Scott was frustrated. This had been going on for such a long time and he knew I was emotionally at my limit. I couldn’t handle it anymore. She was completely out of control. She drank. She got mean. She fought. Someone would call the police and she would get arrested. Hospital. Jail. Phone calls. It was emotionally exhausting. It was excruciating. I could see her path and her final destination but there wasn’t anything I could do to stop it. It was like witnessing a devastating train wreck that was happening in very slow motion.

I cried myself to sleep many nights because of these scenarios. I couldn’t go get her. What would I do with her? I couldn’t bring her to my house. I wasn’t going to subject my boys to that craziness.  I couldn’t take her home. She would just be back at it. Jail was a safer place. At least she didn’t have access to the bottle or the drugs. That is such a terrible feeling and thought….jail is safer….jail is better. But it was true. At least I knew where she was and they would feed her.

Mother was a prisoner to alcohol and drugs. I know this wasn’t really my mother. My mother was buried deep down inside this crazy woman. I wanted my mother to be released. I wanted her free from the evil that controlled her and stole her from me.   She wanted that too. She really did. But for reasons I don’t understand and can’t explain she wasn’t able to break free. I never walked in her shoes. I was thankful for that and so was Mother. She used to tell me so.

When you are in the middle of crazy…

Remember, you can’t fix them. Don’t rub their noses in every little thing they have done. They probably won’t remember all the things they did while they were messed up anyway. Besides what’s the point? To make them feel bad and more miserable?  They feel worse than you could possibly ever imagine. Sometimes it’s easier for them to stay messed up and numb the pain than to get sober or clean and deal with all of the hurt….their hurt and everyone else’s too. The things they do to hurt others are usually only a symptom of the real problem…the addiction.  They will only be more drawn to the bottle or drugs. 

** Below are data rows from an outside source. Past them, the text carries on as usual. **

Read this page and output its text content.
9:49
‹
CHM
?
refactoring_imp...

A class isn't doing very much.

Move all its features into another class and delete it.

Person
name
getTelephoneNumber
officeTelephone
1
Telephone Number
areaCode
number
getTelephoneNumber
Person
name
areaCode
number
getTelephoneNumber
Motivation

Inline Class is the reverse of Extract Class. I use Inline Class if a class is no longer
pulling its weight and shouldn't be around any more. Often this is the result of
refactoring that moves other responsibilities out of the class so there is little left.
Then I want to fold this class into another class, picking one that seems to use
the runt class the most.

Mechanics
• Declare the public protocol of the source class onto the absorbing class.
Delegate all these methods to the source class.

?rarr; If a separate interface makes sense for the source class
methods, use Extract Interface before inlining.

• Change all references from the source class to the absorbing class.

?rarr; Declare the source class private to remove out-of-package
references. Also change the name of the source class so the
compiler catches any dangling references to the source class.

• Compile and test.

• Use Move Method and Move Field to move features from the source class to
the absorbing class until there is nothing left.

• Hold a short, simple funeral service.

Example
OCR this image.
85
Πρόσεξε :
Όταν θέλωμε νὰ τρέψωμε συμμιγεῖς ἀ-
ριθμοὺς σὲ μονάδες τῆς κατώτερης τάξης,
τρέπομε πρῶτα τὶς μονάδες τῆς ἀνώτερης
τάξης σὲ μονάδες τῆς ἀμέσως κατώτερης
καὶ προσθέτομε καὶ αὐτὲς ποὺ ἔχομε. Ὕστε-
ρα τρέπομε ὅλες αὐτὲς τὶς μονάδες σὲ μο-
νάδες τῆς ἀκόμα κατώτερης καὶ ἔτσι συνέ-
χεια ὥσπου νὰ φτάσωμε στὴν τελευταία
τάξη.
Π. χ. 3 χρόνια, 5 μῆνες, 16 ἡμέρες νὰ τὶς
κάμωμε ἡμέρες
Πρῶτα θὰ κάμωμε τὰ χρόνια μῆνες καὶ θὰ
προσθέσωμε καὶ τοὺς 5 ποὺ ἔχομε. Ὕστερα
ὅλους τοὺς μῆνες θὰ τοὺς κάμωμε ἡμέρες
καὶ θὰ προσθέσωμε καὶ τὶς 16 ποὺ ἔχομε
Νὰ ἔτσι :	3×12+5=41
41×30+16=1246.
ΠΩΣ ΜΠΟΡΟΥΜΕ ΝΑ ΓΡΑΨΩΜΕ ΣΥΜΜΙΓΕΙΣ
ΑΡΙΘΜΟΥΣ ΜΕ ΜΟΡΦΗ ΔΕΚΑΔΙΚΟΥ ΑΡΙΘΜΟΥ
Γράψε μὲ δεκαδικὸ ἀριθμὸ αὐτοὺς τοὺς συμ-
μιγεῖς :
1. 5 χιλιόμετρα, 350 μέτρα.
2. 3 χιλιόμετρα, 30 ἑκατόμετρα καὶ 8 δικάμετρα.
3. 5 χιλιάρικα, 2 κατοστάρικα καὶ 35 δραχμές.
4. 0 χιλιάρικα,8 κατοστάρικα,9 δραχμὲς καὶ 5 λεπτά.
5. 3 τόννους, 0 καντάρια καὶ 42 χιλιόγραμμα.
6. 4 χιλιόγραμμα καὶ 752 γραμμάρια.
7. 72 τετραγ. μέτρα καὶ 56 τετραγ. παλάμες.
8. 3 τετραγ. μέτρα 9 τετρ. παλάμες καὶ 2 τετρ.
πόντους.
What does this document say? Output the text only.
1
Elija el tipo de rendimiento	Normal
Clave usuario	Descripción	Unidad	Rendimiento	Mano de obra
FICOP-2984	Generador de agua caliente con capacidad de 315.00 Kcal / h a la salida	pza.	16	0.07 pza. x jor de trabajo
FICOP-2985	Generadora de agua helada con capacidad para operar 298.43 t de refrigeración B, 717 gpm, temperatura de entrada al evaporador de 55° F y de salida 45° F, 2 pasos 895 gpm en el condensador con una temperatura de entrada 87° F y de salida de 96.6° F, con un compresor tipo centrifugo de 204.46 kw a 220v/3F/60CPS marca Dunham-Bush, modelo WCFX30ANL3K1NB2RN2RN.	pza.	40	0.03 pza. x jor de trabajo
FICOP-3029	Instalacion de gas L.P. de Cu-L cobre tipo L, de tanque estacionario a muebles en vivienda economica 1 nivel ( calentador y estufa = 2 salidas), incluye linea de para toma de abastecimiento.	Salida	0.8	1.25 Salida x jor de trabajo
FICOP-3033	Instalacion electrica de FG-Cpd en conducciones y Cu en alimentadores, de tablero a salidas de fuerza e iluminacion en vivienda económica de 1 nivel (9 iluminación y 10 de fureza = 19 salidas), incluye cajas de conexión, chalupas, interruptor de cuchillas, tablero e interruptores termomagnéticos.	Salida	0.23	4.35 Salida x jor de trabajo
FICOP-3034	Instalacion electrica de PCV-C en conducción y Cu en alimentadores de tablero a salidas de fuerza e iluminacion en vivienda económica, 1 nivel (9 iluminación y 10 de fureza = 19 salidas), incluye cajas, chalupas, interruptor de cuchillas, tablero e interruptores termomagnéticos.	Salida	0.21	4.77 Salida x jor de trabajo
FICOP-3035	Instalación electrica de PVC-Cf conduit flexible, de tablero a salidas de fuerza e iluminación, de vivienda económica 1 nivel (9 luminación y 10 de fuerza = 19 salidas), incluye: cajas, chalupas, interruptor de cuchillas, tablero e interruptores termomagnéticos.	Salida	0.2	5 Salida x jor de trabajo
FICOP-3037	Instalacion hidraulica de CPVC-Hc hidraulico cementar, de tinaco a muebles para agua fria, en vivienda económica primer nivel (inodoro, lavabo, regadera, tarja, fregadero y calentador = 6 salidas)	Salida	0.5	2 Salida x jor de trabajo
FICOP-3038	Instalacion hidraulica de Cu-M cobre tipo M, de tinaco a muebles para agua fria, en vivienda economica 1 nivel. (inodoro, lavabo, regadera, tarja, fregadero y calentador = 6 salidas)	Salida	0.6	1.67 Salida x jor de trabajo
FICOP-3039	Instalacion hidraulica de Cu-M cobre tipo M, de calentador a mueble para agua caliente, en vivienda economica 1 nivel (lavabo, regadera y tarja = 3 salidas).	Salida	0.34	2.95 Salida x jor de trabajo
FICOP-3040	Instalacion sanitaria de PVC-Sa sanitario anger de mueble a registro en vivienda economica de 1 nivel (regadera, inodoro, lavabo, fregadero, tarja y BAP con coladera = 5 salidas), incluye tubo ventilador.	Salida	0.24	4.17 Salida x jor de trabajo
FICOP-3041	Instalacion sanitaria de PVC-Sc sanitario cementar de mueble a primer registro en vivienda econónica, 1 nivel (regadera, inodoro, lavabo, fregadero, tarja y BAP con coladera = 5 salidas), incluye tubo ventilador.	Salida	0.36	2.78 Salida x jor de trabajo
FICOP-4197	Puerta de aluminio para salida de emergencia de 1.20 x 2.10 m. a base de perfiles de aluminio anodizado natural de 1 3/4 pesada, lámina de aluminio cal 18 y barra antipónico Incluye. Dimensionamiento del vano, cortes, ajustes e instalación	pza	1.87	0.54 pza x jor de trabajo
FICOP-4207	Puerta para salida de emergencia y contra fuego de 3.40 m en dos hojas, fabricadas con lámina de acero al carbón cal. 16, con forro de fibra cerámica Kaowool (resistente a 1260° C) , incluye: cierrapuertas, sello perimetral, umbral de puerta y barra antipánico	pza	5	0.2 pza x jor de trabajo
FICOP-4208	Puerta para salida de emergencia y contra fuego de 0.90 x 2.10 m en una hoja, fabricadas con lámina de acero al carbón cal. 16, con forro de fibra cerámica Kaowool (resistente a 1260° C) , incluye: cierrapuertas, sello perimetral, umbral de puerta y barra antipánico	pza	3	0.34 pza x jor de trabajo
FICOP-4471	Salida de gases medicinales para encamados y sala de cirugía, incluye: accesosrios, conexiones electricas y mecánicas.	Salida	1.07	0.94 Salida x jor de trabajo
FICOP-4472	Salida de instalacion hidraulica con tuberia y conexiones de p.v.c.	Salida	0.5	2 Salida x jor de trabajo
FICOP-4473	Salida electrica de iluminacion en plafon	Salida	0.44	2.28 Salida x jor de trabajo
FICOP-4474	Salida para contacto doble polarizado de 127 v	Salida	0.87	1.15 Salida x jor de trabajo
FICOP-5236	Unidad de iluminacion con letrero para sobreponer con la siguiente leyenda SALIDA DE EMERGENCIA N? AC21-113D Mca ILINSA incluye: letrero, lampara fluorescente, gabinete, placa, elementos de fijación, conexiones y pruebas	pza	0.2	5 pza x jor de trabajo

You can love them and help them the best you can with what you’ve got but you have to set boundaries to save yourself. When they get to the point they want help…help them. Love them unconditionally. You can love them unconditionally and still set boundaries. You can say things like…”Mother, I love you no matter what but I can’t be around you when you are drunk. It makes me sad and it makes me cry a lot. Please don’t call me when you are drunk. But when you are sober and you want to talk, call me. I love you.” To many times we make them feel worthless, unloved and judged. But the truth is…we are hurt, disappointed, scared and angry…just like them. We don’t know what to do so we lash out and try anything and everything. We start behaving in crazy ways too.

Love unconditionally. Each and every time they get clean…give them a do over. Yes they may fail and yes they may disappoint you. But what if they succeed? What if they fly? How many times have we failed or disappointed someone? Love unconditionally.

Finding the sweet side of crazy!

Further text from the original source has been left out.